Ubolratana’s parents nicknamed her Pay, short for poupee, the French word for doll. To her siblings, His Majesty King Rama X and Princess Sirindhorn, she is known as “P’Ying.” In the media and Thai households, she is called her Tul Kramom, a title denoting the offspring of a reigning queen.

She attended Bangkok’s Chitralada School, one of the most exclusive schools in the country that was founded for royal enrollment. After graduating, she went to study at the Massachusetts Institute of Technology in Cambridge, Massachusetts, the same city where her father, King Bhumibol, was born in 1927.

By all accounts she was dear to Rama IX, and her decision to renounce her title to marry a student she met there strained their relationship.

On Aug. 19, 1972, Ubolratana married Peter Jensen at All Souls Episcopal Church in San Diego, California. Both were 21. As a student, she had gone by Julie Mahidol, and after her wedding used the name Julie Jensen.

In an announcement of their wedding, she told the New York Times back then:

“I just couldn’t be a person. But now, am no longer royalty and am free.”

She went on to graduate in 1973 with bachelor’s degrees in biochemistry and mathematics. She would later complete a master’s degree in public health at UCLA.

Ubolrat became a mother in 1981 upon the birth of Ploypailin Jensen. Over the next few years, she and Jensen had two more children, Poom Jensen and Sirikitiya “Mai” Jensen.

The couple divorced in 1998 after 26 years of marriage. She returned to Thailand in 2001 and enthusiastically re-embraced royal life. She soon became a household name for her colorful fashion sense and the launch of an anti-drug foundation she maintains to this day. She also acted in various soap operas, films, hosted TV shows and kept everyone up to date with her life on Instagram.

Read: Top Moments of Ubolratana: Singing, Acting, Instagramming

Other than her well-known To Be Number One foundation, she has also launched the Cheewit Sodsai Foundation, a community center foundation in the Deep South, and the Miracle of Life Foundation, which promotes welfare and education through youth development programs.

Tragedy struck her family three years after her return.
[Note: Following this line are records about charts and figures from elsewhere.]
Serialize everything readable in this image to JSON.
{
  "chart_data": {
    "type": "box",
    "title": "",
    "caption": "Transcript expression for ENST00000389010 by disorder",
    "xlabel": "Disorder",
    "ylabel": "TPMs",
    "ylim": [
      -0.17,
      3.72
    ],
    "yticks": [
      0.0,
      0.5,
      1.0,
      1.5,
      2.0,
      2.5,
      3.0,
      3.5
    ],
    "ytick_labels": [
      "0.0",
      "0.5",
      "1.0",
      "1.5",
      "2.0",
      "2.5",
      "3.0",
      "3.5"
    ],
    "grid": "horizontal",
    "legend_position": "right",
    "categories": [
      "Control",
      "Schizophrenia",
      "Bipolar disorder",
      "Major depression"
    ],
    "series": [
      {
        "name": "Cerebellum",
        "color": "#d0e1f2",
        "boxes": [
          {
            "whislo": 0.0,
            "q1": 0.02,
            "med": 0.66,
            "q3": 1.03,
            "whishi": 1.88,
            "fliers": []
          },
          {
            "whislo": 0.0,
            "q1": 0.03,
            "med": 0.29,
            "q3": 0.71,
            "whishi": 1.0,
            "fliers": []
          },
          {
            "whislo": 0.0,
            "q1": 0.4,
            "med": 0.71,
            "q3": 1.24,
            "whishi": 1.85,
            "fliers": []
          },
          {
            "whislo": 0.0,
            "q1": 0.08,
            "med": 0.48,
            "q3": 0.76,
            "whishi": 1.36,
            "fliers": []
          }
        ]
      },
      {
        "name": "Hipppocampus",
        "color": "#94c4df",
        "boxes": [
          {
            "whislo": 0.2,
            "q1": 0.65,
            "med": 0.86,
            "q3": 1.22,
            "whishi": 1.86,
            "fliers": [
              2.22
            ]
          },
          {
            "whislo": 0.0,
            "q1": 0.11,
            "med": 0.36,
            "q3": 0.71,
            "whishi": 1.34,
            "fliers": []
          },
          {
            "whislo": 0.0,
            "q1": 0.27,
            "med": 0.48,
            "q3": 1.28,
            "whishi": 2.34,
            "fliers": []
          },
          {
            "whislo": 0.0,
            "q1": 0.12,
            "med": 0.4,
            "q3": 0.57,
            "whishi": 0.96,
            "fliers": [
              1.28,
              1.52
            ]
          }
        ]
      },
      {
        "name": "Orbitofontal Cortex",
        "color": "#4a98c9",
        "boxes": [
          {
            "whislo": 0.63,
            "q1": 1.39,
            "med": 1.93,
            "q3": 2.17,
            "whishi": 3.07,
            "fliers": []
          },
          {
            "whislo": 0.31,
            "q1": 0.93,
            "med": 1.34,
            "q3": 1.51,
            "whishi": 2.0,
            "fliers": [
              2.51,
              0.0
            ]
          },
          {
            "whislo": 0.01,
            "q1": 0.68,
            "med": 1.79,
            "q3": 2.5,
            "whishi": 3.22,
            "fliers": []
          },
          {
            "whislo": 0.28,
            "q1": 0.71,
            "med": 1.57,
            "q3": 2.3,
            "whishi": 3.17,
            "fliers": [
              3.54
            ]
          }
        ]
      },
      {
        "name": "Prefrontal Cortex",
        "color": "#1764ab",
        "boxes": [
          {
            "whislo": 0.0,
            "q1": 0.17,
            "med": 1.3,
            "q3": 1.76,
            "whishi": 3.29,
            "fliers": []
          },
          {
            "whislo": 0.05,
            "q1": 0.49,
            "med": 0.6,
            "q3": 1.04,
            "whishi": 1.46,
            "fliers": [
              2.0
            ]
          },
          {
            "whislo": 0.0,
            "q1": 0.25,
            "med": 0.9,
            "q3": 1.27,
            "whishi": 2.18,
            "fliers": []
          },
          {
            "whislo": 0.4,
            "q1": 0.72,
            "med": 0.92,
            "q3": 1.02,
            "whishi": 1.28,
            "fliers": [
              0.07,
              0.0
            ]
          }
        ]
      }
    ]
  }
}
While on a family vacation in Phang Nga province in 2004, a massive tsunami struck. Poom, who was autistic, was among the thousands to be killed.
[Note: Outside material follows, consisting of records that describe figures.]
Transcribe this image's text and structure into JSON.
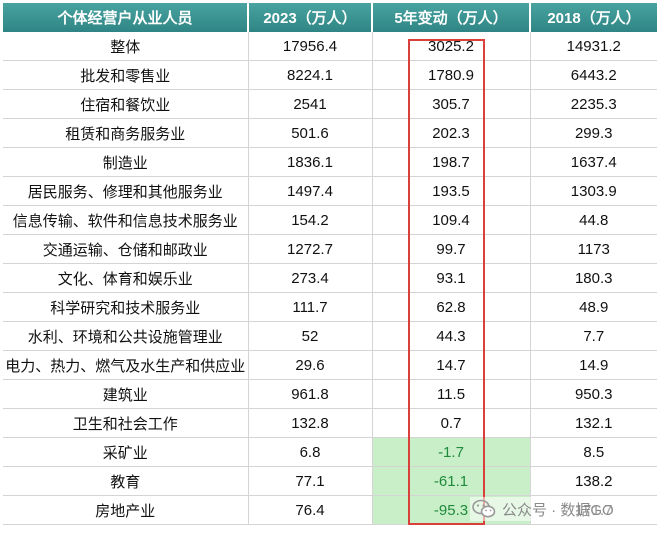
{
  "table": {
    "headers": [
      "个体经营户从业人员",
      "2023（万人）",
      "5年变动（万人）",
      "2018（万人）"
    ],
    "rows": [
      {
        "name": "整体",
        "y2023": "17956.4",
        "change": "3025.2",
        "y2018": "14931.2"
      },
      {
        "name": "批发和零售业",
        "y2023": "8224.1",
        "change": "1780.9",
        "y2018": "6443.2"
      },
      {
        "name": "住宿和餐饮业",
        "y2023": "2541",
        "change": "305.7",
        "y2018": "2235.3"
      },
      {
        "name": "租赁和商务服务业",
        "y2023": "501.6",
        "change": "202.3",
        "y2018": "299.3"
      },
      {
        "name": "制造业",
        "y2023": "1836.1",
        "change": "198.7",
        "y2018": "1637.4"
      },
      {
        "name": "居民服务、修理和其他服务业",
        "y2023": "1497.4",
        "change": "193.5",
        "y2018": "1303.9"
      },
      {
        "name": "信息传输、软件和信息技术服务业",
        "y2023": "154.2",
        "change": "109.4",
        "y2018": "44.8"
      },
      {
        "name": "交通运输、仓储和邮政业",
        "y2023": "1272.7",
        "change": "99.7",
        "y2018": "1173"
      },
      {
        "name": "文化、体育和娱乐业",
        "y2023": "273.4",
        "change": "93.1",
        "y2018": "180.3"
      },
      {
        "name": "科学研究和技术服务业",
        "y2023": "111.7",
        "change": "62.8",
        "y2018": "48.9"
      },
      {
        "name": "水利、环境和公共设施管理业",
        "y2023": "52",
        "change": "44.3",
        "y2018": "7.7"
      },
      {
        "name": "电力、热力、燃气及水生产和供应业",
        "y2023": "29.6",
        "change": "14.7",
        "y2018": "14.9"
      },
      {
        "name": "建筑业",
        "y2023": "961.8",
        "change": "11.5",
        "y2018": "950.3"
      },
      {
        "name": "卫生和社会工作",
        "y2023": "132.8",
        "change": "0.7",
        "y2018": "132.1"
      },
      {
        "name": "采矿业",
        "y2023": "6.8",
        "change": "-1.7",
        "y2018": "8.5"
      },
      {
        "name": "教育",
        "y2023": "77.1",
        "change": "-61.1",
        "y2018": "138.2"
      },
      {
        "name": "房地产业",
        "y2023": "76.4",
        "change": "-95.3",
        "y2018": "171.7"
      }
    ]
  },
  "colors": {
    "header_bg": "#3a8f8f",
    "negative_bg": "#c9efc9",
    "negative_text": "#1f8a3b",
    "highlight_border": "#d9403a"
  },
  "watermark": {
    "icon": "wechat-icon",
    "text": "公众号 · 数据GO"
  }
}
“It was the most heartbreaking incident, but I had to move on,” she would later say in a televised interview. “And if I had to live, I had to live a good life. I had to succeed and live a prosperous life.”

Following his death, his mother founded the Khun Poom Foundation, a royal charity to help children with autism and disabilities.

Her oldest daughter, Ploypailin, followed her into entertainment and appeared in a television drama. A pianist and soprano singer, she married David Wheeler in 2009. She lives in Thailand and the pair and have three children; Maximus Wheeler, Leonardo Wheeler and Airy Wheeler.

Sirikitiya, 33, holds a degree in history and occasionally attends functions with her mother or aunt Princess Sirindhorn.

Athletically, Ubolratana enjoys sailing and raced with her father on many occasions while at their Klai Kangwon Palace. At the 1967 Southeast Asian Peninsular Games, she and her father sailed across the finish line in first place, even after a wind change forced them to take a roundabout route, with Rama IX’s dinghy overturning many times during the race. They earned the gold medal for Thailand in OK dinghy class, he in a TH27 and she in a TH18.

Queen Sirikit awarded them the gold medal on Dec.16, 1967. Since then, Dec. 16 is Thailand’s National Sport Day.